UNASSIGNED: This comprehensive pharmacovigilance study reveals distinct patterns of ocular adverse events associated with PDE5 inhibitors. These findings contribute to a better understanding of the safety profiles of PDE5 inhibitors and may guide healthcare professionals in clinical decision-making.
摘要:
■5型磷酸二酯酶(PDE5)抑制剂通常用于勃起功能障碍和肺动脉高压。虽然PDE5抑制剂在其预期的治疗领域显示出显著的疗效,人们对其潜在的眼部不良事件感到担忧.我们的研究旨在表征PDE5抑制剂的眼部安全性,并探讨PDE5抑制剂之间眼部不良事件的差异。
■我们分析了与西地那非相关的眼部不良事件的报告,伐地那非和他达拉非从2004年第一季度到2023年第一季度提交给FDA不良事件报告系统(FAERS)数据库。进行不相称性分析以评估报告风险概况。

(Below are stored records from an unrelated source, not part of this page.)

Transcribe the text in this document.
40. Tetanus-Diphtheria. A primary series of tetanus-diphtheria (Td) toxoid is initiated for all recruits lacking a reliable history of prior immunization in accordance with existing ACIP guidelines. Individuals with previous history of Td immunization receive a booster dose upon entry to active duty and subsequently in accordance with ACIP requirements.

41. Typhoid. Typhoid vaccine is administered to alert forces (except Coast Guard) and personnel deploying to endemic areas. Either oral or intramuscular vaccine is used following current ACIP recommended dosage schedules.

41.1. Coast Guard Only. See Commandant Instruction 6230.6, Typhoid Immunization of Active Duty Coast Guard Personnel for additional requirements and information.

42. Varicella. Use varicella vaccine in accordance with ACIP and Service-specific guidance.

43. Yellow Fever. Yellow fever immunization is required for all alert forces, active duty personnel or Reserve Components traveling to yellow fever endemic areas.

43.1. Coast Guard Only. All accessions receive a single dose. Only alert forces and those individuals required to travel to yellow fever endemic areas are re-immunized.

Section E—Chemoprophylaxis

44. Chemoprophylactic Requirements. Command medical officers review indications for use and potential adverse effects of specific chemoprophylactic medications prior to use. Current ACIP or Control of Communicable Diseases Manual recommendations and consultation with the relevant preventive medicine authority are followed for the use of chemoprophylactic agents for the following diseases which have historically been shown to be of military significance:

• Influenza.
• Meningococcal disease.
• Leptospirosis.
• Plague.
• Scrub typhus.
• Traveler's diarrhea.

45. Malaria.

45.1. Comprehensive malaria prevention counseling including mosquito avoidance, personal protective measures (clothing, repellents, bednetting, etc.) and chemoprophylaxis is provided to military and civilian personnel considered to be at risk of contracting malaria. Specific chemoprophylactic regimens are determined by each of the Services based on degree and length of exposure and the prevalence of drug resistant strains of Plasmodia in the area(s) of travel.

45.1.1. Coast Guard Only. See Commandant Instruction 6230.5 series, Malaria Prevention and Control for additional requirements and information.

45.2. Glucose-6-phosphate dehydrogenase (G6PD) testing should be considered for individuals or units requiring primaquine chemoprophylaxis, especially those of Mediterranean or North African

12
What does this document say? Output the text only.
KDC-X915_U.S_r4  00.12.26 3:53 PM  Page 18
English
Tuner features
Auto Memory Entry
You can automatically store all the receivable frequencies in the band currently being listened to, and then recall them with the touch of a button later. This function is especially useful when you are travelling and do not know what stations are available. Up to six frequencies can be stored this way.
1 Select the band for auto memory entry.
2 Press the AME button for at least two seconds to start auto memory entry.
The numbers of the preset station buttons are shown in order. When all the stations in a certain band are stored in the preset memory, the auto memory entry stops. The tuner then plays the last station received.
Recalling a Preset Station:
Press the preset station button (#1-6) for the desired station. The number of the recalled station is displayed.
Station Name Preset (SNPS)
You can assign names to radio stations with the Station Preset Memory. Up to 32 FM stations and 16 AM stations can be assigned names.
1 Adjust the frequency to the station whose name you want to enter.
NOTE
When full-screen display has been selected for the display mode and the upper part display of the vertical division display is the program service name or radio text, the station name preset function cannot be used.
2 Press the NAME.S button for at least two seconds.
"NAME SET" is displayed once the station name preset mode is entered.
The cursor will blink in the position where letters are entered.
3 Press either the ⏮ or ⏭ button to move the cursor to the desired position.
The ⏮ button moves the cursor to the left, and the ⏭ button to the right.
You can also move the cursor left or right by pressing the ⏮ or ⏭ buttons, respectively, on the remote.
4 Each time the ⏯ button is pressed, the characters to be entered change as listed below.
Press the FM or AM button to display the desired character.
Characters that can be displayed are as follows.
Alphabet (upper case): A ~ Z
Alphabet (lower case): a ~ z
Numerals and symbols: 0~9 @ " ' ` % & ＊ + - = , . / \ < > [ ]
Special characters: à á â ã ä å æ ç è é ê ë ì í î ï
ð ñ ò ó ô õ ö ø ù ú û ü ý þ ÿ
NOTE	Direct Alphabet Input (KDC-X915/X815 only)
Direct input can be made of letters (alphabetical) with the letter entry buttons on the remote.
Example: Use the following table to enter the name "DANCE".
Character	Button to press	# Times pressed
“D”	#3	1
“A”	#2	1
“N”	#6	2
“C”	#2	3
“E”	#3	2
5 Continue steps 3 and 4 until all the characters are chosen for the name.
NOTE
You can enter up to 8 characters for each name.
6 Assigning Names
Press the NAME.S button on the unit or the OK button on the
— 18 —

■在符合分析条件的61,211份报告中,5,127涉及西地那非,832伐地那非,和3,733他达拉非.所有PDE5抑制剂显示眼部不良事件的报告比值比(ROR)增加,伐地那非最高(ROR4.47),其次是西地那非和他达拉非。关键的眼部不良事件包括氰视,视神经缺血性神经病,视野缺陷,单侧失明和失明。西地那非对色盲的比例最高(ROR1148.11),而伐地那非和他达拉非对视神经缺血性病变的比例最高。发病时间分析也显示出显著差异,与伐地那非和他达拉非相比,西地那非的中位发病时间较晚。

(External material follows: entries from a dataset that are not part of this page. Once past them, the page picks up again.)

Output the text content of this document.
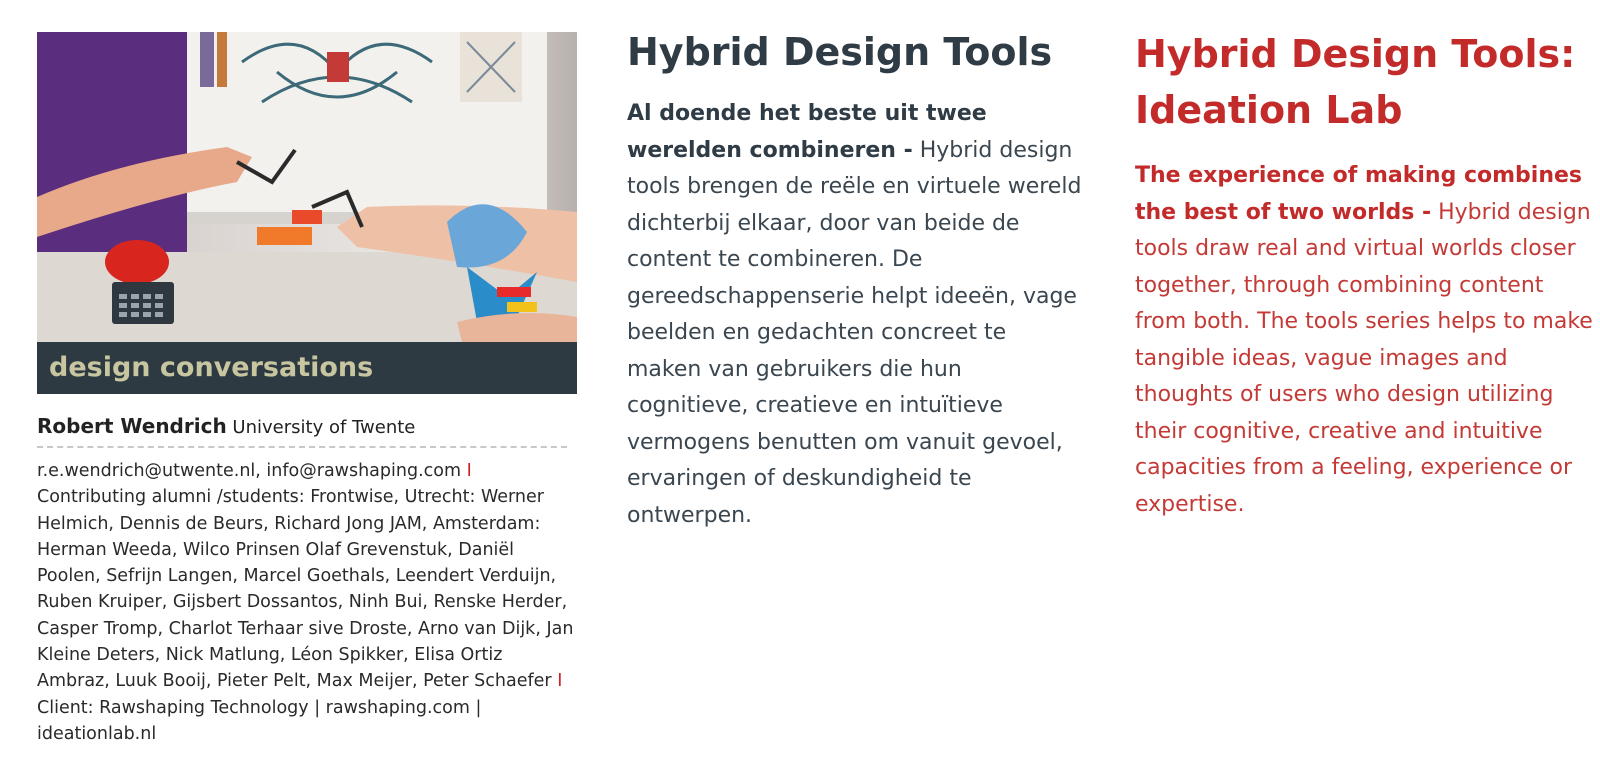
design conversations
Robert Wendrich University of Twente
r.e.wendrich@utwente.nl, info@rawshaping.com I Contributing alumni /students: Frontwise, Utrecht: Werner Helmich, Dennis de Beurs, Richard Jong JAM, Amsterdam: Herman Weeda, Wilco Prinsen Olaf Grevenstuk, Daniël Poolen, Sefrijn Langen, Marcel Goethals, Leendert Verduijn, Ruben Kruiper, Gijsbert Dossantos, Ninh Bui, Renske Herder, Casper Tromp, Charlot Terhaar sive Droste, Arno van Dijk, Jan Kleine Deters, Nick Matlung, Léon Spikker, Elisa Ortiz Ambraz, Luuk Booij, Pieter Pelt, Max Meijer, Peter Schaefer I Client: Rawshaping Technology | rawshaping.com | ideationlab.nl
Hybrid Design Tools
Al doende het beste uit twee werelden combineren - Hybrid design tools brengen de reële en virtuele wereld dichterbij elkaar, door van beide de content te combineren. De gereedschappenserie helpt ideeën, vage beelden en gedachten concreet te maken van gebruikers die hun cognitieve, creatieve en intuïtieve vermogens benutten om vanuit gevoel, ervaringen of deskundigheid te ontwerpen.
Hybrid Design Tools: Ideation Lab
The experience of making combines the best of two worlds - Hybrid design tools draw real and virtual worlds closer together, through combining content from both. The tools series helps to make tangible ideas, vague images and thoughts of users who design utilizing their cognitive, creative and intuitive capacities from a feeling, experience or expertise.
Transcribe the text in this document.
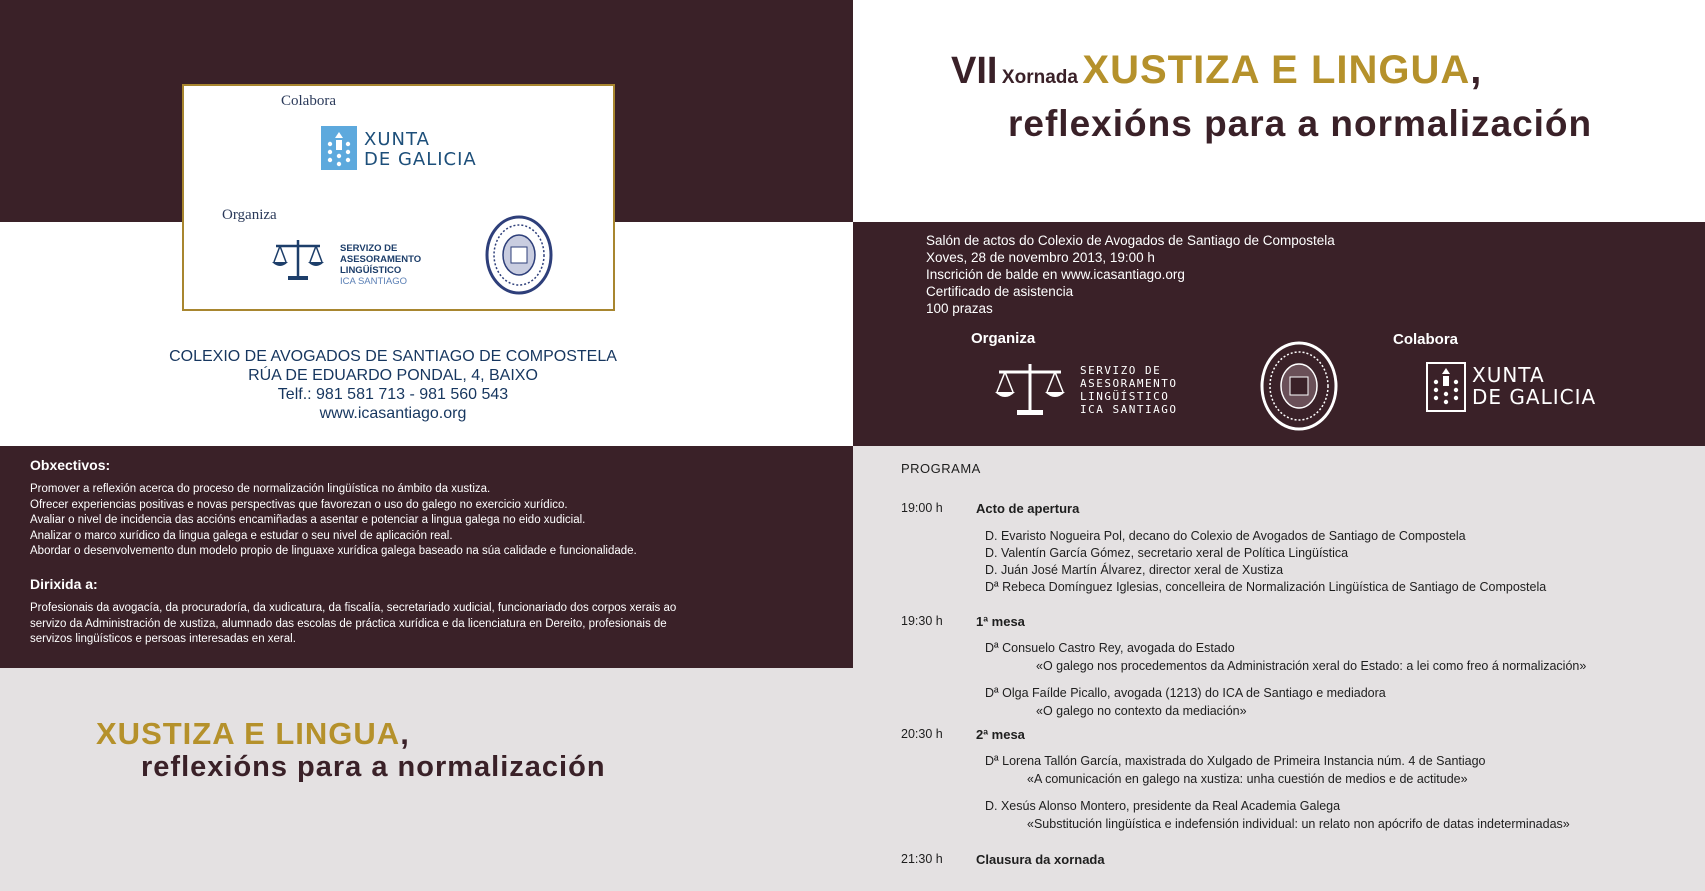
Colabora
XUNTA
DE GALICIA
Organiza
SERVIZO DE
ASESORAMENTO
LINGÜÍSTICO
ICA SANTIAGO
COLEXIO DE AVOGADOS DE SANTIAGO DE COMPOSTELA
RÚA DE EDUARDO PONDAL, 4, BAIXO
Telf.: 981 581 713 - 981 560 543
www.icasantiago.org
Obxectivos:
Promover a reflexión acerca do proceso de normalización lingüística no ámbito da xustiza.
Ofrecer experiencias positivas e novas perspectivas que favorezan o uso do galego no exercicio xurídico.
Avaliar o nivel de incidencia das accións encamiñadas a asentar e potenciar a lingua galega no eido xudicial.
Analizar o marco xurídico da lingua galega e estudar o seu nivel de aplicación real.
Abordar o desenvolvemento dun modelo propio de linguaxe xurídica galega baseado na súa calidade e funcionalidade.
Dirixida a:
Profesionais da avogacía, da procuradoría, da xudicatura, da fiscalía, secretariado xudicial, funcionariado dos corpos xerais ao
servizo da Administración de xustiza, alumnado das escolas de práctica xurídica e da licenciatura en Dereito, profesionais de
servizos lingüísticos e persoas interesadas en xeral.
XUSTIZA E LINGUA,
reflexións para a normalización
VII Xornada XUSTIZA E LINGUA,
reflexións para a normalización
Salón de actos do Colexio de Avogados de Santiago de Compostela
Xoves, 28 de novembro 2013, 19:00 h
Inscrición de balde en www.icasantiago.org
Certificado de asistencia
100 prazas
Organiza
SERVIZO DE
ASESORAMENTO
LINGÜÍSTICO
ICA SANTIAGO
Colabora
XUNTA
DE GALICIA
PROGRAMA
19:00 h	Acto de apertura
D. Evaristo Nogueira Pol, decano do Colexio de Avogados de Santiago de Compostela
D. Valentín García Gómez, secretario xeral de Política Lingüística
D. Juán José Martín Álvarez, director xeral de Xustiza
Dª Rebeca Domínguez Iglesias, concelleira de Normalización Lingüística de Santiago de Compostela
19:30 h	1ª mesa
Dª Consuelo Castro Rey, avogada do Estado
«O galego nos procedementos da Administración xeral do Estado: a lei como freo á normalización»
Dª Olga Faílde Picallo, avogada (1213) do ICA de Santiago e mediadora
«O galego no contexto da mediación»
20:30 h	2ª mesa
Dª Lorena Tallón García, maxistrada do Xulgado de Primeira Instancia núm. 4 de Santiago
«A comunicación en galego na xustiza: unha cuestión de medios e de actitude»
D. Xesús Alonso Montero, presidente da Real Academia Galega
«Substitución lingüística e indefensión individual: un relato non apócrifo de datas indeterminadas»
21:30 h	Clausura da xornada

这项全面的药物警戒研究揭示了与西地那非相关的眼部不良事件的不同模式,伐地那非,还有他达拉非.这些发现有助于更好地了解PDE5抑制剂的安全性,并可能指导医疗保健专业人员进行临床决策。
■我们分析了与西地那非相关的眼部不良事件的报告,伐地那非和他达拉非从2004年第一季度到2023年第一季度提交给FDA不良事件报告系统(FAERS)数据库。进行不相称性分析以评估报告风险概况。
■在符合分析条件的61,211份报告中,5,127涉及西地那非,832伐地那非,和3,733他达拉非.所有PDE5抑制剂显示眼部不良事件的报告比值比(ROR)增加,伐地那非最高(ROR4.47),其次是西地那非和他达拉非。关键的眼部不良事件包括氰视,视神经缺血性神经病,视野缺陷,单侧失明和失明。西地那非对色盲的比例最高(ROR1148.11),而伐地那非和他达拉非对视神经缺血性病变的比例最高。发病时间分析也显示出显著差异,与伐地那非和他达拉非相比,西地那非的中位发病时间较晚。
这项全面的药物警戒研究揭示了与西地那非相关的眼部不良事件的不同模式,伐地那非,还有他达拉非.这些发现有助于更好地了解PDE5抑制剂的安全性,并可能指导医疗保健专业人员进行临床决策。